Wskazać należy, że bardzo podobne zachowania, jak te wskazane w nr 1-5, były przedmiotem analizy ETPCz. Pewne analogie można także odnaleźć wobec zachowań z pkt. 8 i 9, co wskazuje dalsza część opinii. Oczywiście spektakl tworzy pewną całość podlegającą ocenie, jednak użyte konkretne środki wyrazu mogą być oceniane także indywidualne, a kontekst całości spektaklu wydaje się być tłem oceny. Jest tak dlatego, że wskazane wyżej środki wyrazu mogłyby być w prosty sposób zastąpione innymi scenami, które niewątpliwie nie naruszają praw osób trzecich, a mogły nieść tę samą ideę i treść.
Część Druga:
Podstawy aksjologiczne – Prawa Człowieka.
Balans między swobodą ekspresji a prawami osób trzecich.

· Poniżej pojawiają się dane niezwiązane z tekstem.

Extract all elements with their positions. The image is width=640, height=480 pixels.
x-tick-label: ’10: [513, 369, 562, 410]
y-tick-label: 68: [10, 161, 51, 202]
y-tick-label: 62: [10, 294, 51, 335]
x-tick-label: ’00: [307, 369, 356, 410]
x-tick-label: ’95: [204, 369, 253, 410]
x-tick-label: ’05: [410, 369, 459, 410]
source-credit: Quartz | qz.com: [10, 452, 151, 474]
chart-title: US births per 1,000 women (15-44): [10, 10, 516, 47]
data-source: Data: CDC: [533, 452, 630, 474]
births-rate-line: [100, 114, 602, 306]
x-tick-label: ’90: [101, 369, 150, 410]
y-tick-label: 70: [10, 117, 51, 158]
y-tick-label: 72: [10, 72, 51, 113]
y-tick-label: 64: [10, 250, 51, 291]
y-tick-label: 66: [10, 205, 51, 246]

Wskazać należy, że osią dla ustalenia zgodności z prawem międzynarodowym działania twórców i wykonawców spektaklu jest przedstawienie poglądów Trybunału Praw Człowieka w Strasburgu oraz polskiego Trybunału Konstytucyjnego w zakresie kolizji wolności słowa i ochrony przekonań religijnych w kontekście tzw. bluźnierstwa. Konieczne jest także pokazanie czy samo bluźnierstwo wg standardów strasburskich dotyczy tylko uczuć religijnych czy też innych wartości czy dóbr. Potrzebne jest także przedstawienie wolności ekspresji jako wartości w społeczeństwie demokratycznym, które z natury ma charakter pluralistyczny[4]. Całość rozważań pozwoli odnaleźć właściwy balans między wolnością słowa, a prawami osób trzecich, jaki wynika z orzecznictwa ETPCz i TK.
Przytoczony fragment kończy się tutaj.